- Downtrodden ETFs from energy and materials sectors are getting in on the fun
- KOL surges on news of China’s plans to layoff coal workers
- Abundant supply and slowing demand, particularly from China, have drained KOL over the past several years
As stocks have rebounded off their February lows, some downtrodden exchange traded funds from the energy and materials sectors, two of last year’s worst-performing groups, are getting in on the fun. That includes the Market Vectors-Coal ETF (NYSEArca: KOL), which has been one of the most badly bruised industry funds in recent years.

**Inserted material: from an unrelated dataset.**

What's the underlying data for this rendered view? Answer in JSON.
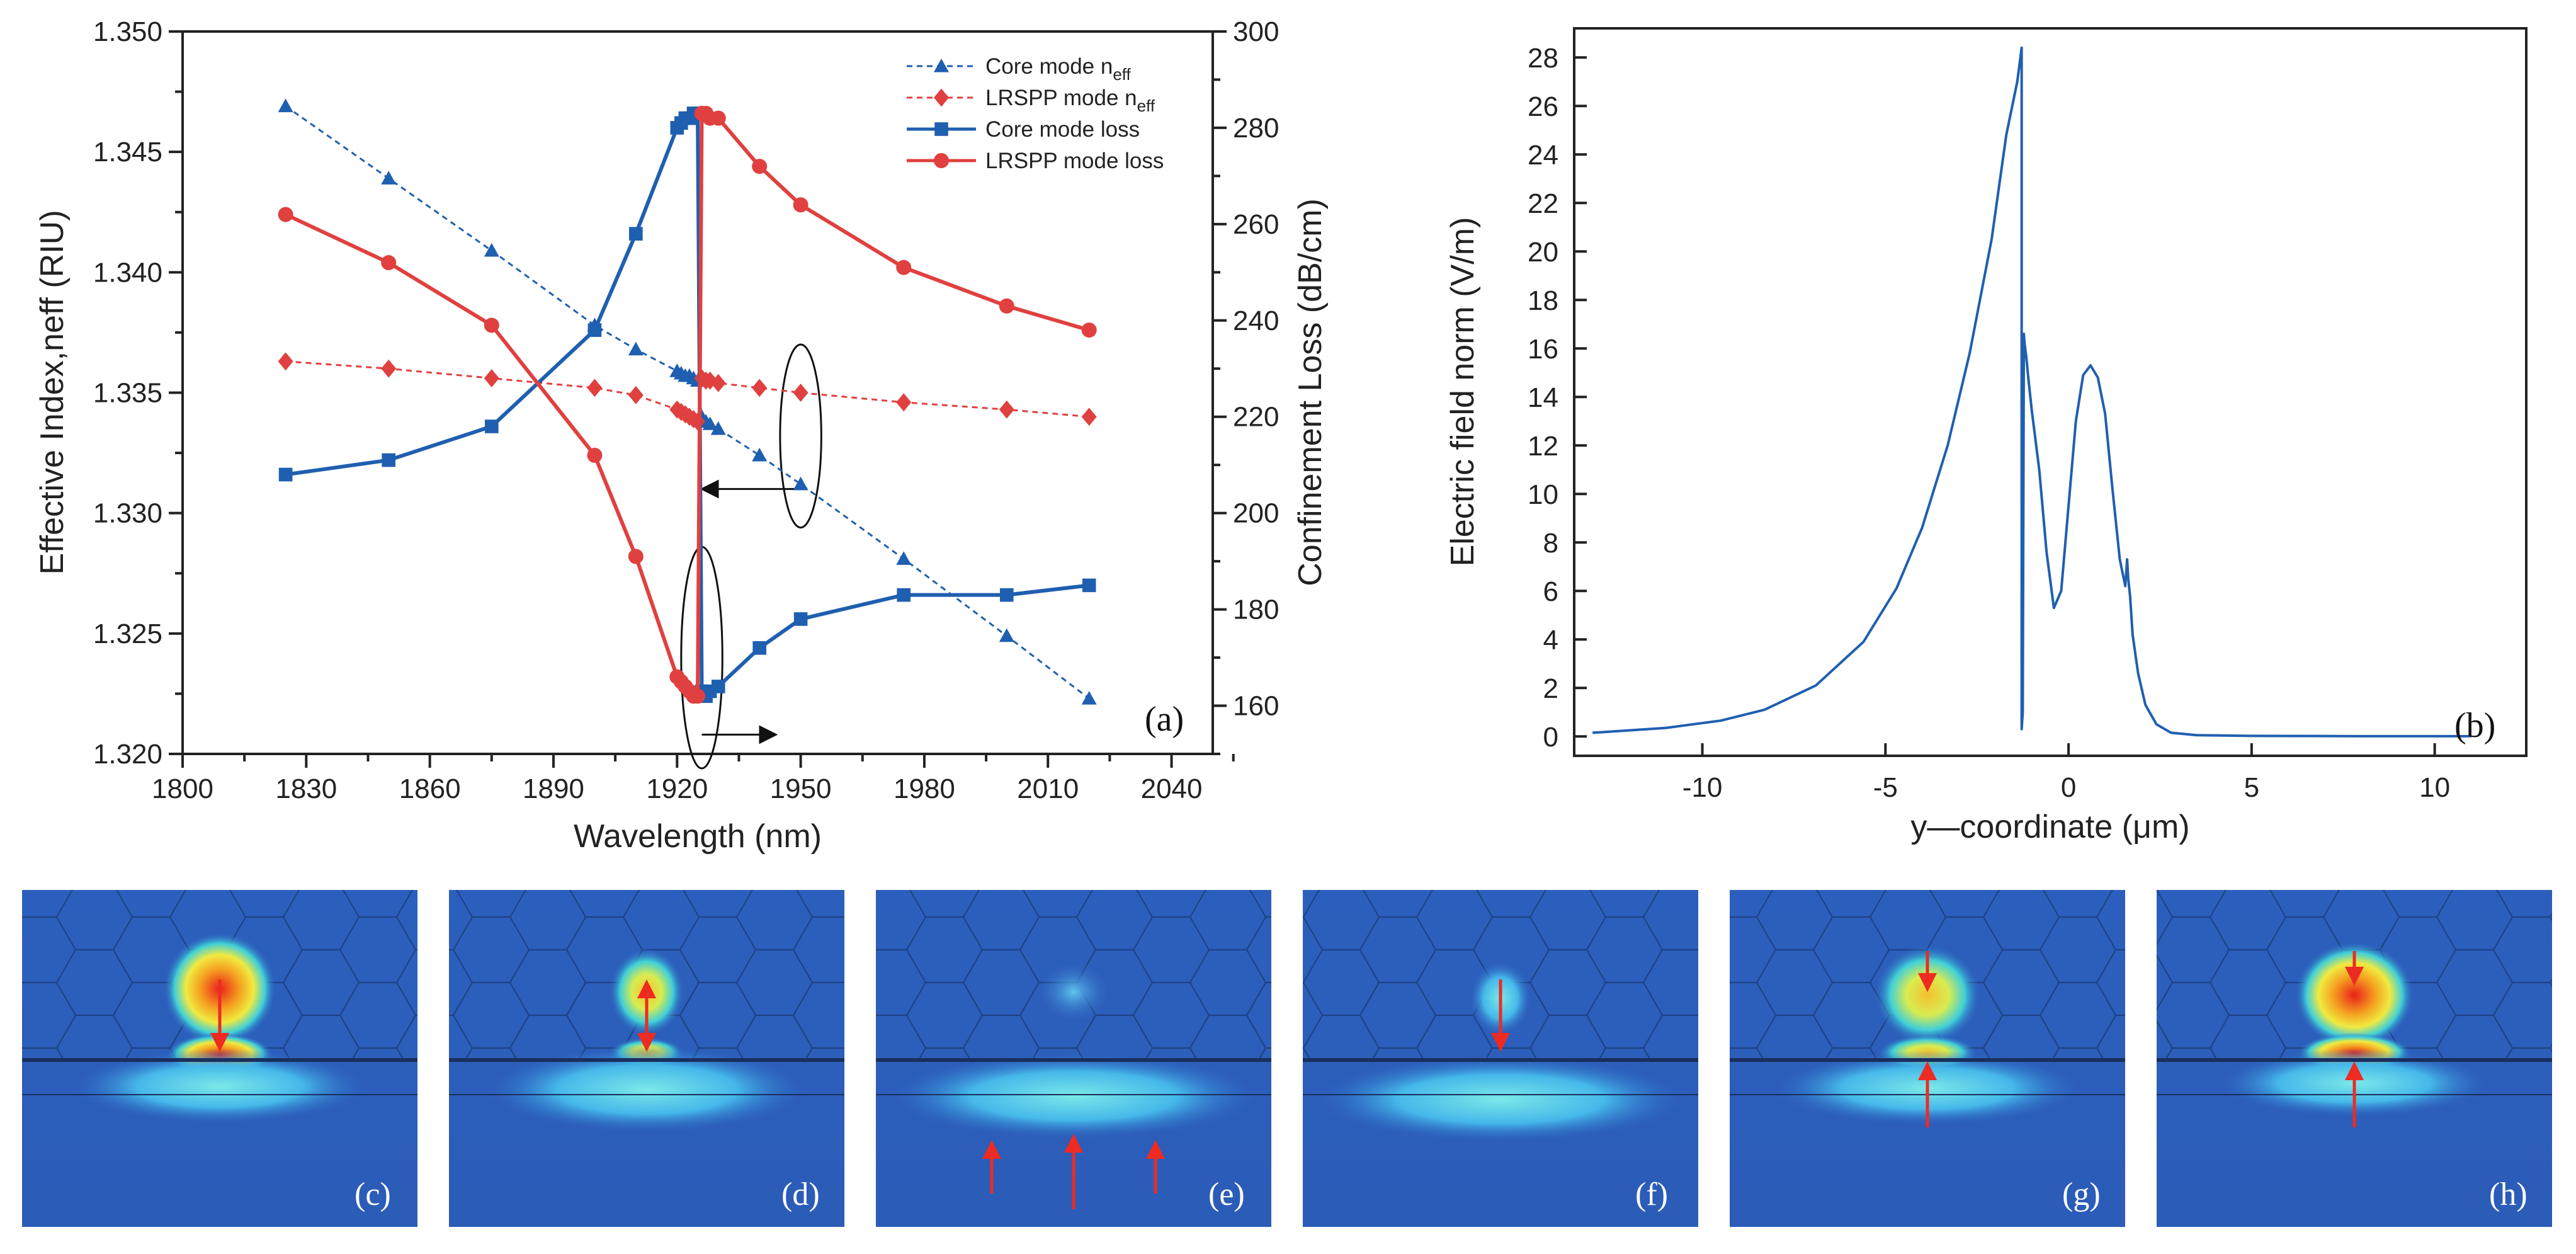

While KOL is still down more than 44% over the past year, the ETF has surged 25.6% over the past month. Last week, KOL climbed 15.8% on news of China’s plans to layoff coal workers may also help support prices and prop up global coal producers.
KOL also includes global coal industry exposure, but the ETF has a heft 30.3% tilt toward China, along with 16.3% Australia, 15.2% U.S., 10.9% Canada, 8.1% Indonesia, 7.8% Thailand, 5.8% South Africa, 4.6% Philippines and 1.1% Poland.
Abundant supply and slowing demand, particularly from China, have drained KOL over the past several years as several of the ETF’s constituents have declared bankruptcy.
“Metallurgical coal prices have plunged due to a global oversupply and slowing demand out of China. The collapse has ravaged U.S. coal miners including Walter Energy Inc., Alpha Natural Resources Inc. and Arch Coal Inc. All three companies placed big bets on prices remaining high. And all three have filed for bankruptcy in the past year,” according to Bloomberg.